Adrien Gaidon, Eleonora Vig: Online domain adaptation for multi-object tracking
Automatically detecting, labeling, and tracking objects in videos depends first and foremost on accurate category-level object detectors. These might, however, not always be available in practice, as acquiring high-quality large scale labeled training datasets is either too costly or impractical for all possible real-world application scenarios. A scalable solution consists in re-using object detectors pre-trained on generic datasets. This work is the first to investigate the problem of on-line domain adaptation of object detectors for causal multi-object tracking (MOT). We propose to alleviate the dataset bias by adapting detectors from category to instances, and back: (i) we jointly learn all target models by adapting them from the pre-trained one, and (ii) we also adapt the pre-trained model on-line.

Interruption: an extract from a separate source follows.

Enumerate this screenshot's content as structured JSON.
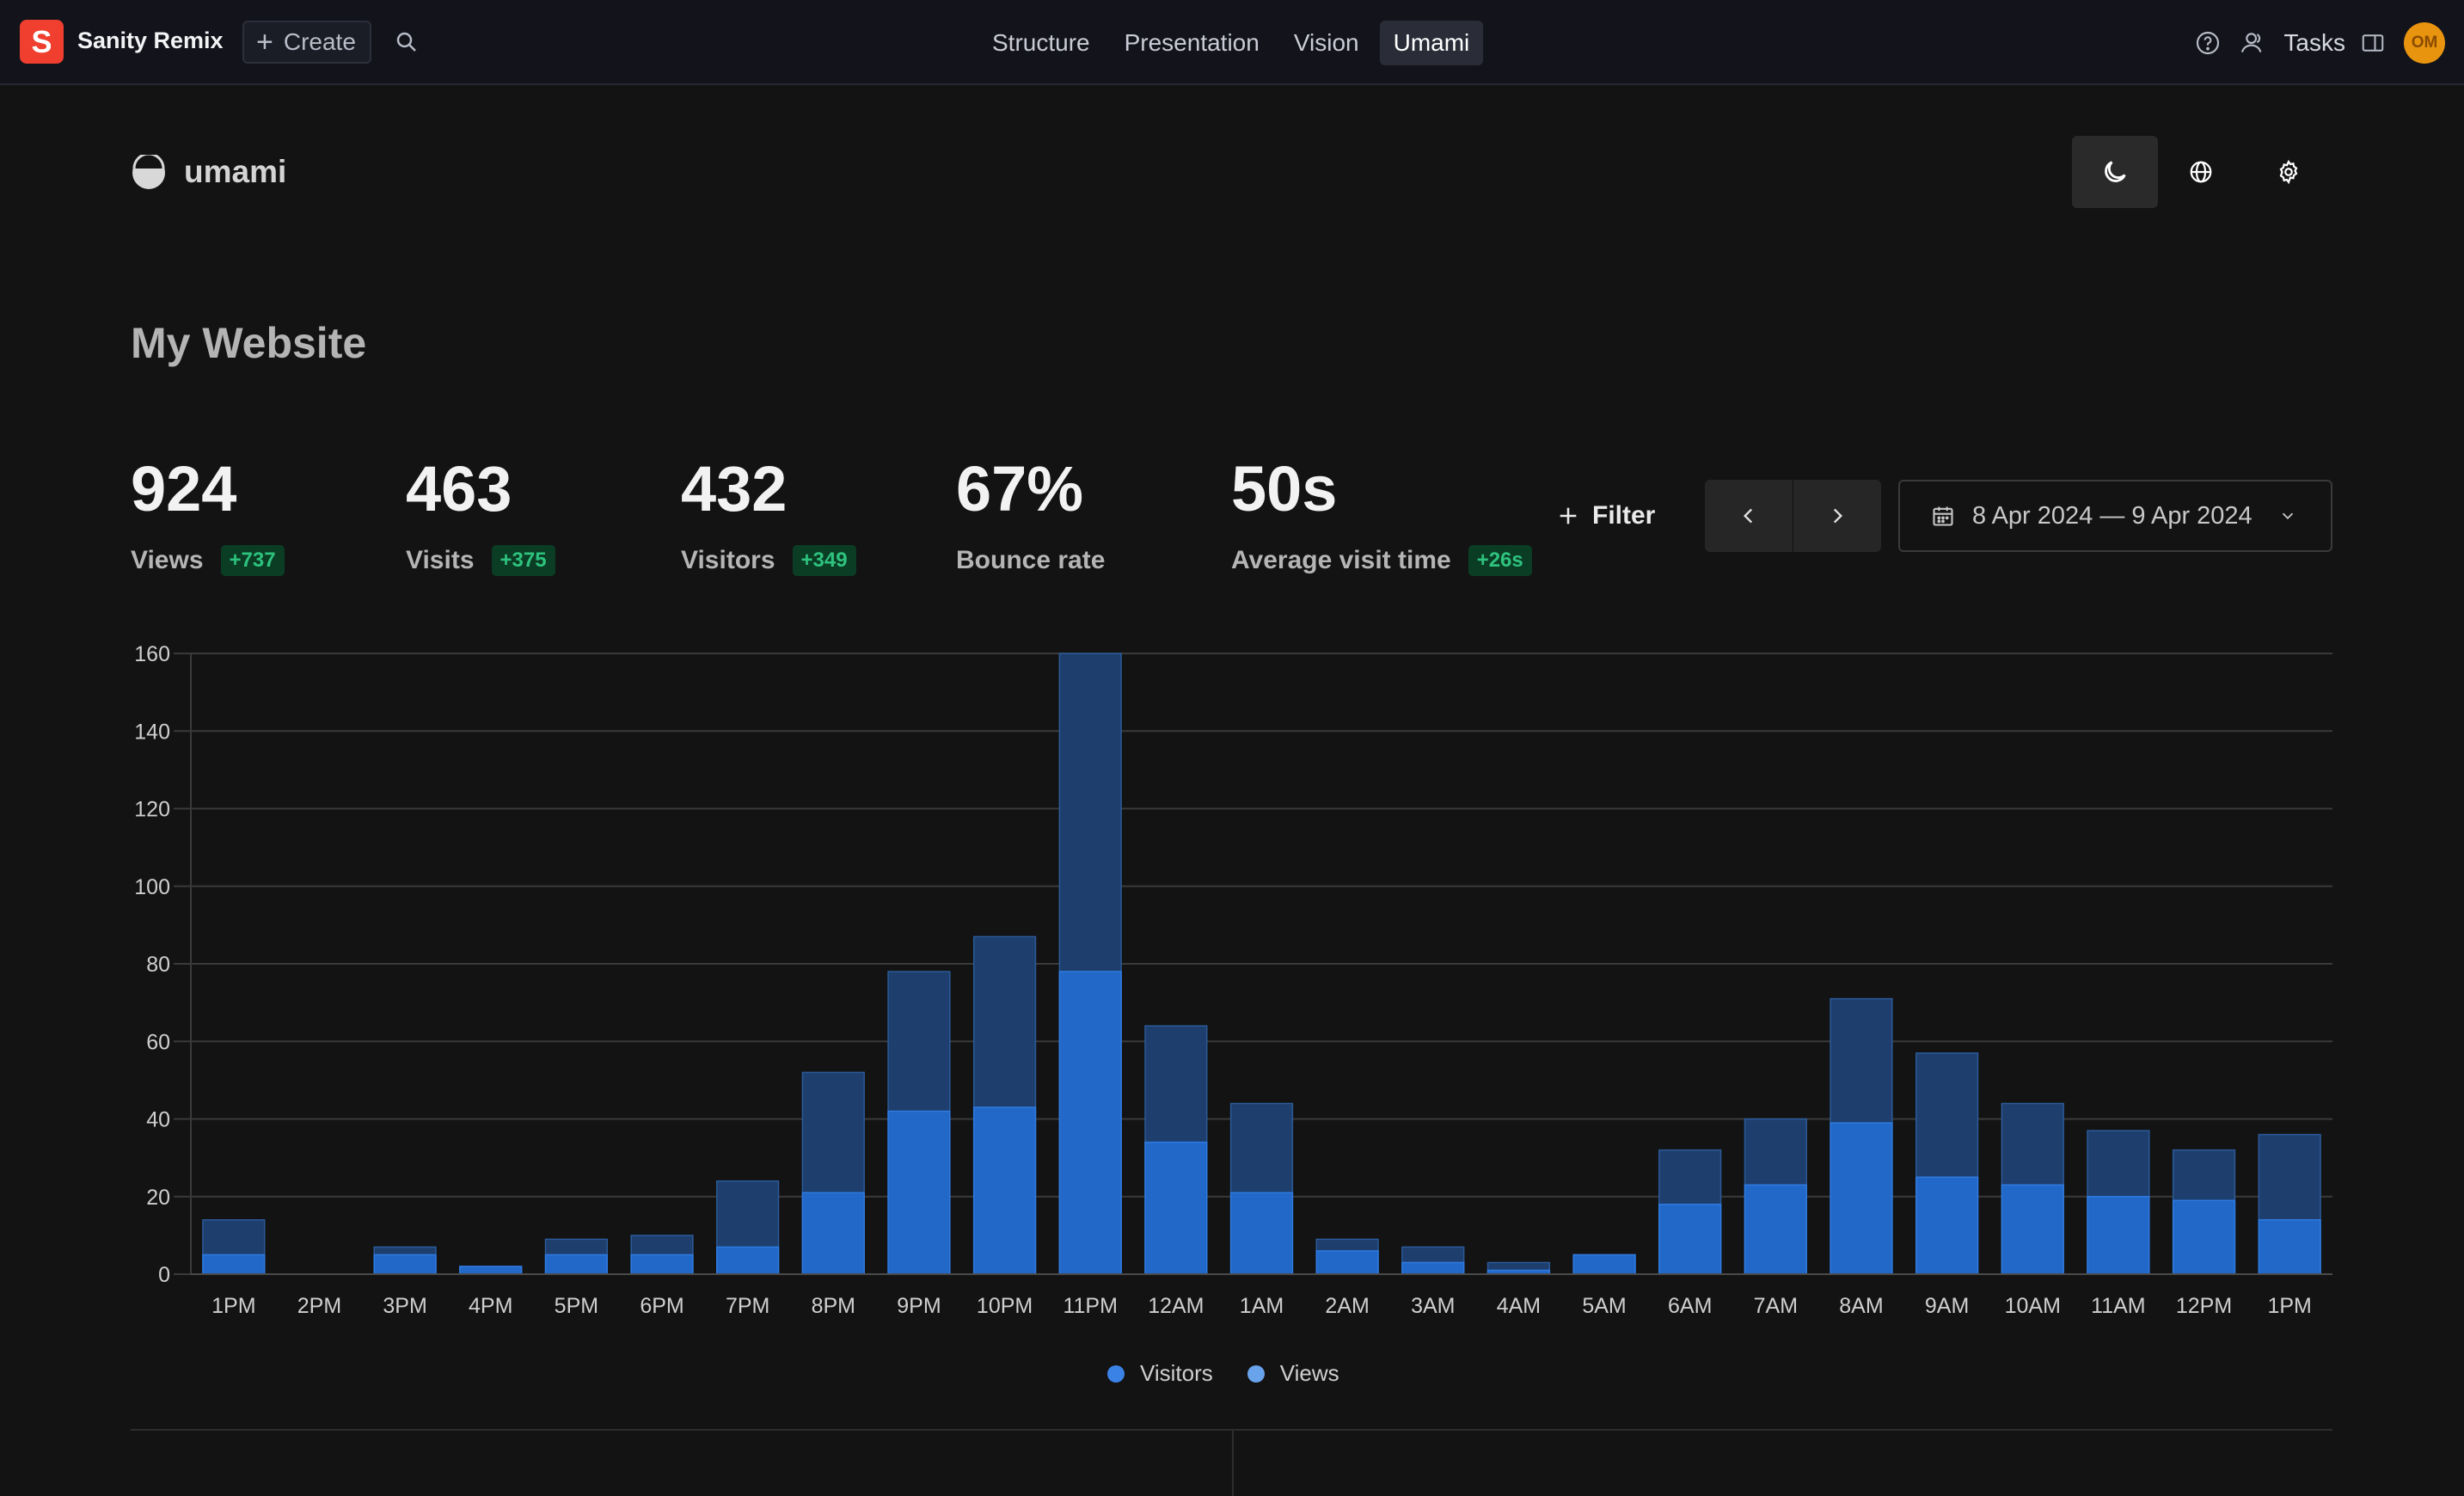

We introduce an on-line multi-task learning algorithm to efficiently share parameters and reduce drift, while gradually improving recall. Our approach is applicable to any linear object detector, and we evaluate both cheap 'mini-Fisher Vectors' and expensive 'off-the-shelf' ConvNet features. We quantitatively measure the benefit of our domain adaptation strategy on the KITTI tracking benchmark and on a new dataset (PASCAL-to-KITTI) we introduce to study the domain mismatch problem in MOT.